Un exploit technique a été dévoilé à Cadarache, dans le sud de la France, et il fait déjà beaucoup parler. Le Central Solenoid, un énorme solénoïde au cœur du projet Iter, pourrait bien changer la façon dont on produit de l’énergie. Cet aimant supraconducteur est tellement puissant qu’on dit qu’il peut soulever un porte‑avions, mais son rôle principal est de piloter la fusion nucléaire sur Terre.
Un projet qui mise gros sur l’innovation
C’est à Cadarache, dans les Bouches‑du‑Rhône, que le projet Iter a installé son site. Là se trouve l’un des dispositifs électromagnétiques les plus impressionnants jamais construits : le Central Solenoid. Cet aimant, long de 18 mètres et pesant 1 000 tonnes, est enfoui à quelques mètres sous la surface et semble tout droit sorti d’un film de science‑fiction.
Il est capable de produire un champ magnétique de 13 tesla, soit 280 000 fois plus puissant que le champ magnétique terrestre, explique Futura Sciences. Sa mission est de lancer et de maintenir un plasma à des températures supérieures à celles du noyau solaire à l’intérieur du tokamak (une enceinte toroïdale, en forme d’anneau, conçue pour la fusion). L’objectif : reproduire la fusion nucléaire des étoiles pour obtenir une énergie plus propre et pratiquement inépuisable.
Les obstacles technologiques à surmonter
Le chemin vers la maîtrise de la fusion n’est pas sans embûches. Il faut gérer des forces électromagnétiques gigantesques, stabiliser un plasma à des températures extrêmes et conserver la supraconductivité du solénoïde en le maintenant à des températures très basses. Chaque module de l’aimant, pesant autant qu’un avion commercial, a dû être assemblé au millimètre près, ce qui montre à quel point le projet est complexe.

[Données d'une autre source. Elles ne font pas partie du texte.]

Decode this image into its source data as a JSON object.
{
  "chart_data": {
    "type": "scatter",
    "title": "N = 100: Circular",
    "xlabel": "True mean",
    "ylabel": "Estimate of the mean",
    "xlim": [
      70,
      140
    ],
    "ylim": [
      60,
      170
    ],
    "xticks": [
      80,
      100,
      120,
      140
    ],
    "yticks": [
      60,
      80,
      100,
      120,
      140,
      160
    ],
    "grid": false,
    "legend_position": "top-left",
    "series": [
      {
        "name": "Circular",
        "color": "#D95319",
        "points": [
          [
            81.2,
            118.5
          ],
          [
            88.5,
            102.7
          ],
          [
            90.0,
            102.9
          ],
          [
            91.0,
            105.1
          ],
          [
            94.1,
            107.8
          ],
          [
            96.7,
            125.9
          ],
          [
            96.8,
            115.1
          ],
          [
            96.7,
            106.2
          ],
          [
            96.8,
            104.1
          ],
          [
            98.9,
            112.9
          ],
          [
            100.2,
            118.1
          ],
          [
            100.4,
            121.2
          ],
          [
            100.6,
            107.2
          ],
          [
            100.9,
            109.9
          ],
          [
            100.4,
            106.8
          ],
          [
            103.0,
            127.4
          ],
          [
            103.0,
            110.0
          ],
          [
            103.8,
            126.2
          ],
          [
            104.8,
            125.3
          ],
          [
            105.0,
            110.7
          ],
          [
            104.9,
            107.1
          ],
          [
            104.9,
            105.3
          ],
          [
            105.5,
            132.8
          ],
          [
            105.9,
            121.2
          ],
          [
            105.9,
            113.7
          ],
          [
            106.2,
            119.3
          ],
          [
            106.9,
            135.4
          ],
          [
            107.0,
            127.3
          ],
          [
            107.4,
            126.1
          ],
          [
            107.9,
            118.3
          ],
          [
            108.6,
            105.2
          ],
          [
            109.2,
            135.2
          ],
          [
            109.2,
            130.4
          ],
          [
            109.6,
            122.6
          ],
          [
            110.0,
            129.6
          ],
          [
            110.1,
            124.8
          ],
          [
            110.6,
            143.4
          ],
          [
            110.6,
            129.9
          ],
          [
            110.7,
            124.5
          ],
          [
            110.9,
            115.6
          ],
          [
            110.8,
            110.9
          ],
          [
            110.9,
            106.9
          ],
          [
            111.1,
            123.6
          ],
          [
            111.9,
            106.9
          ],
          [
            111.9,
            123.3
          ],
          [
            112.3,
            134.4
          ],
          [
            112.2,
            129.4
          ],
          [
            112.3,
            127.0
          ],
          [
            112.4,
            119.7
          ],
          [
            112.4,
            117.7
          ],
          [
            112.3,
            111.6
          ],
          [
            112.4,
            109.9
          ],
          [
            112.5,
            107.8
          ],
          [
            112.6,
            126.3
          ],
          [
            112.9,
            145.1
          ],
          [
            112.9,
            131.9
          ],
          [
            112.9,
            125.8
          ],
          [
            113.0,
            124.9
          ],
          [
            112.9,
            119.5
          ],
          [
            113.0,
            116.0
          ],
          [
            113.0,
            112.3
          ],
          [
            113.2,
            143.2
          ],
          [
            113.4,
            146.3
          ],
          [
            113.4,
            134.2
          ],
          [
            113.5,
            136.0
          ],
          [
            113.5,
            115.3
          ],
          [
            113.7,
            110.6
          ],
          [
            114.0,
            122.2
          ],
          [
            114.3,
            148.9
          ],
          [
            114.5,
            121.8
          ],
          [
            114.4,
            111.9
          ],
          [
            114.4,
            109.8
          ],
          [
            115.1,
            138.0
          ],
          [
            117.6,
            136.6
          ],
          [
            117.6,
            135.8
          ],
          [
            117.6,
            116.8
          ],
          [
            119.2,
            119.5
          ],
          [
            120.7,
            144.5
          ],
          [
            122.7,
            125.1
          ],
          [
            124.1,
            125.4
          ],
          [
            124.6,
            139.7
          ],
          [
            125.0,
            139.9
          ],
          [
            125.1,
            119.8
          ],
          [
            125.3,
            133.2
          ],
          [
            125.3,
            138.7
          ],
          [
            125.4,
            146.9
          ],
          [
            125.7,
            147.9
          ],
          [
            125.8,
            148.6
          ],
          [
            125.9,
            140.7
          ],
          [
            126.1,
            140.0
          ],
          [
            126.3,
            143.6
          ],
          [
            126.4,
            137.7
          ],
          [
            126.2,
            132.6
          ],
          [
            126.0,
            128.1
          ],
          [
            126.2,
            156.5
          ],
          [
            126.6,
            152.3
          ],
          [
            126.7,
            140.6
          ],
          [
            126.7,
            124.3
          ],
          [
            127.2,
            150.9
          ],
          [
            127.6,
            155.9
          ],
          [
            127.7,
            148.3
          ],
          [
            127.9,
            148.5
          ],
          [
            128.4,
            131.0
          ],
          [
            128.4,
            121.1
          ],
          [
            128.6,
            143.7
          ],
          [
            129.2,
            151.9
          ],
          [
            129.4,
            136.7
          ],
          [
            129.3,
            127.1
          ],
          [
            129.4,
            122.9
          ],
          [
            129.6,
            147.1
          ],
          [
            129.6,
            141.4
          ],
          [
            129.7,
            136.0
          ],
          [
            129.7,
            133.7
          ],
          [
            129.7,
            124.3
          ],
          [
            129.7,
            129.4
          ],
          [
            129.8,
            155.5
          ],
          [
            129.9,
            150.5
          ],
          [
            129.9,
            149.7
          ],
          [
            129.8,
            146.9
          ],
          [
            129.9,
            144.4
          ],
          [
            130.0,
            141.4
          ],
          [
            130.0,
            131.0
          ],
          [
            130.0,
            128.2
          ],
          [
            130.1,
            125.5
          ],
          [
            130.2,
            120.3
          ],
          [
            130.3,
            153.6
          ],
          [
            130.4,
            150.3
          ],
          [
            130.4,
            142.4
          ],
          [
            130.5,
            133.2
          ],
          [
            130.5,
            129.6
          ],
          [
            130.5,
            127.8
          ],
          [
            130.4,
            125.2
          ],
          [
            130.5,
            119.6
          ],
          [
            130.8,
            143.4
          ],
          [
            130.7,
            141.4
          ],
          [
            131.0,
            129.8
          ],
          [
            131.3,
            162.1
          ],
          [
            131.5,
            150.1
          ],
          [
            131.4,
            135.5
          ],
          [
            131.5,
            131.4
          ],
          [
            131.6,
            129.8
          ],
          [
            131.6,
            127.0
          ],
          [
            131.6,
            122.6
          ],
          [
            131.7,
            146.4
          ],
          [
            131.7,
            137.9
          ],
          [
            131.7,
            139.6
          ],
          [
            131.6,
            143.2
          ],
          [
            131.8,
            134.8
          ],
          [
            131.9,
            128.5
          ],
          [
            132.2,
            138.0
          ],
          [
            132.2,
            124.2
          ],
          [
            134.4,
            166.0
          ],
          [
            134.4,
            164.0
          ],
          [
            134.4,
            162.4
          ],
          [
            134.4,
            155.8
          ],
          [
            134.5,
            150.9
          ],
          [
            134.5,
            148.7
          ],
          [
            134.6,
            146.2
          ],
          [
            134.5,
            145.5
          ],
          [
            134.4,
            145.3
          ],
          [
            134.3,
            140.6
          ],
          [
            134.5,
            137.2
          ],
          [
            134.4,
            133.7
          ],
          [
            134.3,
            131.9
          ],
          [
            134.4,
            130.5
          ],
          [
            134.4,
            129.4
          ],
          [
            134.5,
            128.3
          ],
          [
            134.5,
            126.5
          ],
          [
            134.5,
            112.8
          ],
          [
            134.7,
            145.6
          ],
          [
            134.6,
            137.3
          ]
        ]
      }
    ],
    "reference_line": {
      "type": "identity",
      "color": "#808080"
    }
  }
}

Dans cet environnement de haute technologie, tout doit marcher en parfaite synchronisation. L’aventure mobilise des spécialistes de multiples disciplines et des ressources venues de dizaines de pays partenaires, preuve du caractère très collaboratif du projet.
Une coopération internationale qui dépasse les tensions politiques
Le projet Iter réunit 35 nations et les modules ont été fabriqués par General Atomics aux États‑Unis, ce qui montre que la recherche peut franchir les frontières. Pietro Barabaschi, directeur général d’Iter, le dit clairement : « Ce projet montre que, malgré les tensions politiques, on peut encore construire ensemble quelque chose de positif pour l’humanité ».
Si tout fonctionne, la fusion pourrait transformer la production d’énergie mondiale dans la seconde moitié de ce siècle. Elle offrirait la possibilité de se détourner des combustibles fossiles, de réduire la pollution atmosphérique et de fournir une source d’énergie pratiquement inépuisable, ce qui modifierait les équilibres géopolitiques en libérant les nations de leur dépendance énergétique actuelle.